Lorna has come into my room twice in the last hour—once to ask me when I am coming down to join what she calls “the party,” another time to say that I am making everybody feel rotten by not joining them. A statement to be dismissed with a wave of the hand, but I have none. No right arm, either. I have a left hand and a left arm, but I have stopped valuing them. It’s the right one I want. In the hospital, I rejected suggestions of a plastic arm or a claw. “Well, then, what do you envision?” the doctor said. “Air,” I told him. This needed amplification. “Air where my arm used to be,” I said. He gave a little “Ah, so” bow of the head and left the room.

I intend to sit here at the window all day, watching the croquet game. I will drink the Heineken’s Lorna has brought me, taking small sips because I am unable to wipe my mouth after good foamy sips. My left hand is there to wipe with, but who wants to set down his beer bottle to wipe his mouth?

Lorna’s mother has left me. I think of her now as Lorna’s mother because she has made it clear that she no longer wants to be my wife. She has moved to another apartment with Lorna. She, herself, seems to be no happier for having left me and visits me frequently. Mention is no longer made of the fact that I am her husband and she is my wife. Recently Mary (her name) took the ferry to the Statue of Liberty. She broke in on me on my second day here in the room, explaining that she would not be here for the croquet game, but with the news that she had visited New York yesterday and had taken the ferry to the Statue of Liberty. “And how was the city?” I asked. “Wonderful,” she assured me. She went to the Carnegie Delicatessen and had cheesecake. When she does not visit, she writes. She has a second sense about when I have left my apartment for my parents’ house. In her letters she usually tells me something about Lorna, although no mention is made of the fact that Lorna is my child. In fact, she once slyly suggested in a bitter moment that Lorna was not—but she backed down about that one.

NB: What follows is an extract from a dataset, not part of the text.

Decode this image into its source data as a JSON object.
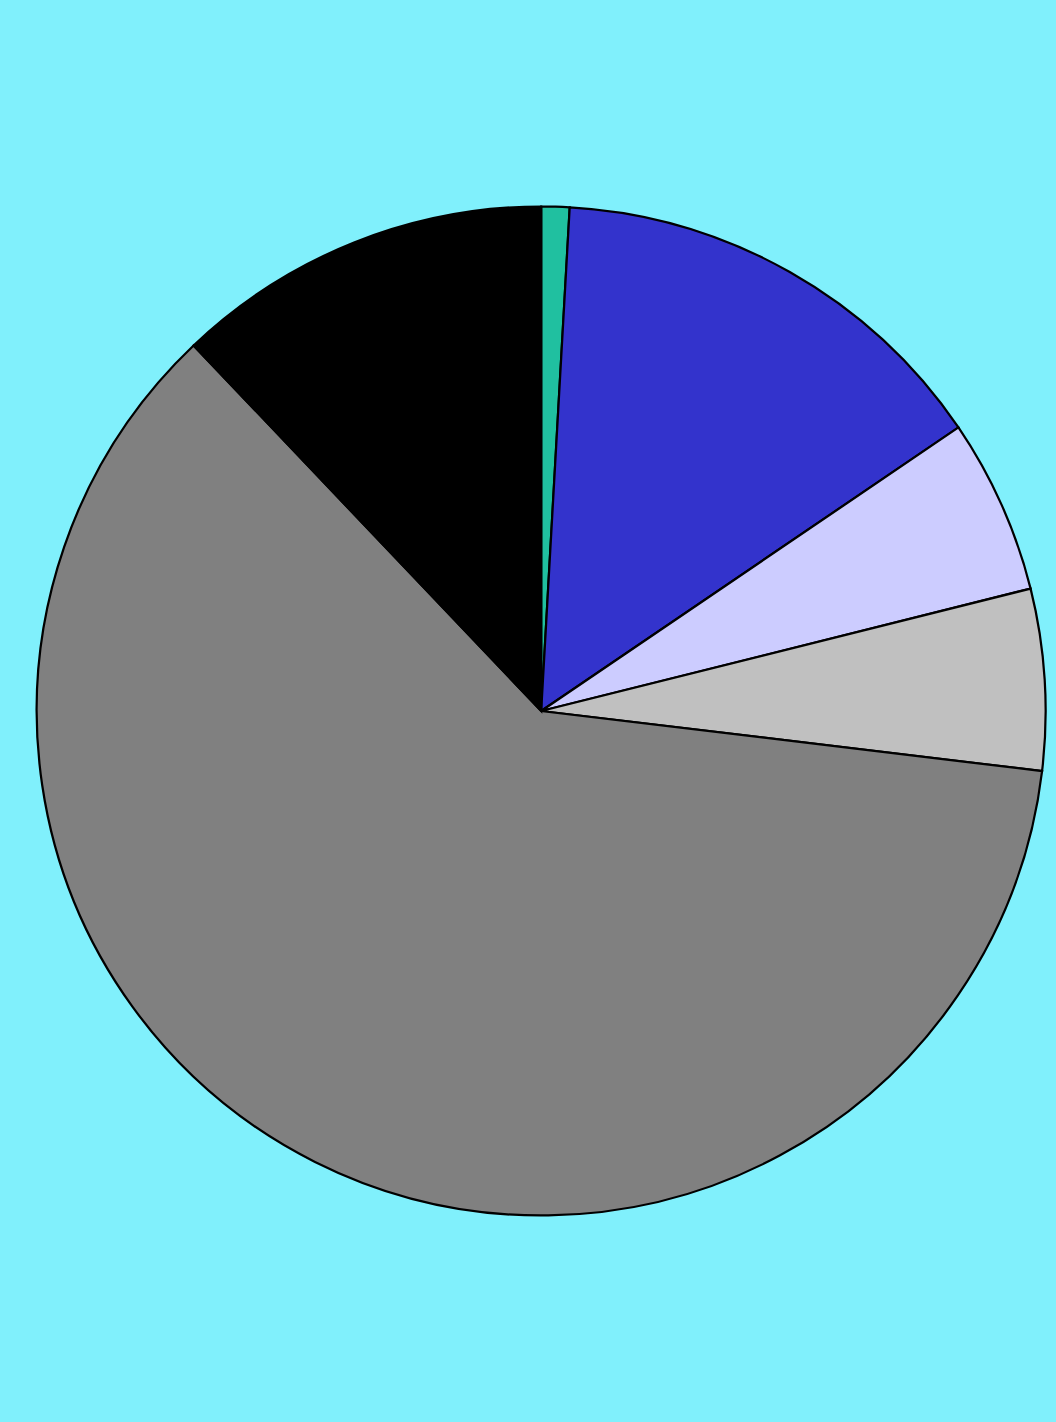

Lorna is a great favorite with my parents, and my parents are rich. This, Mary always said jokingly, was why she married me. Actually, it was my charm. She thought I was terrific. If I had not fallen in love with her sister, everything would still be fine between us. I did it fairly; I fell in love with her sister before the wedding. I asked to have the wedding delayed. Mary got drunk and cried. Why was I doing this? How could I do it? She would leave me, but she wouldn’t delay the wedding. I asked her to leave. She got drunk and cried and would not. We were married on schedule. She had nothing more to do with her sister. I, on the other hand—strange how many things one cannot say anymore—saw her whenever possible. Patricia—that was her name—went with me on business trips, met me for lunches and dinners, and was driving my car when it went off the highway.

When I came to, Mary was standing beside my hospital bed, her face distorted, looking down at me. “My sister killed herself and tried to take you with her,” she said.

I waited for her to throw herself on me in pity.

“You deserved this,” she said, and walked out of the room.

I was being fed intravenously in my left arm. I looked to see if my right arm was hooked up to anything. It hurt to move my head. My right arm was free—how free I didn’t know at the time. I swear I saw it, but it had been amputated when I was unconscious. The doctor spoke to me at length about this later, insisting that there was no possibility that my arm was there when my wife was in the room and gone subsequently—gone when she left. No, indeed. It was amputated at once, in surgery, and when I saw my wife I was recovering from surgery. I tried to get at it another way, leaving Mary out of it. Wasn’t I conscious before Mary was there? Didn’t I see the arm? No, I was unconscious and didn’t see anything. No, indeed. The physical therapist, the psychiatrist and the chaplain the doctor had brought with him nodded their heads in fast agreement. But soon I would have an artificial arm. I said that I did not want one. It was then that we had the discussion about air.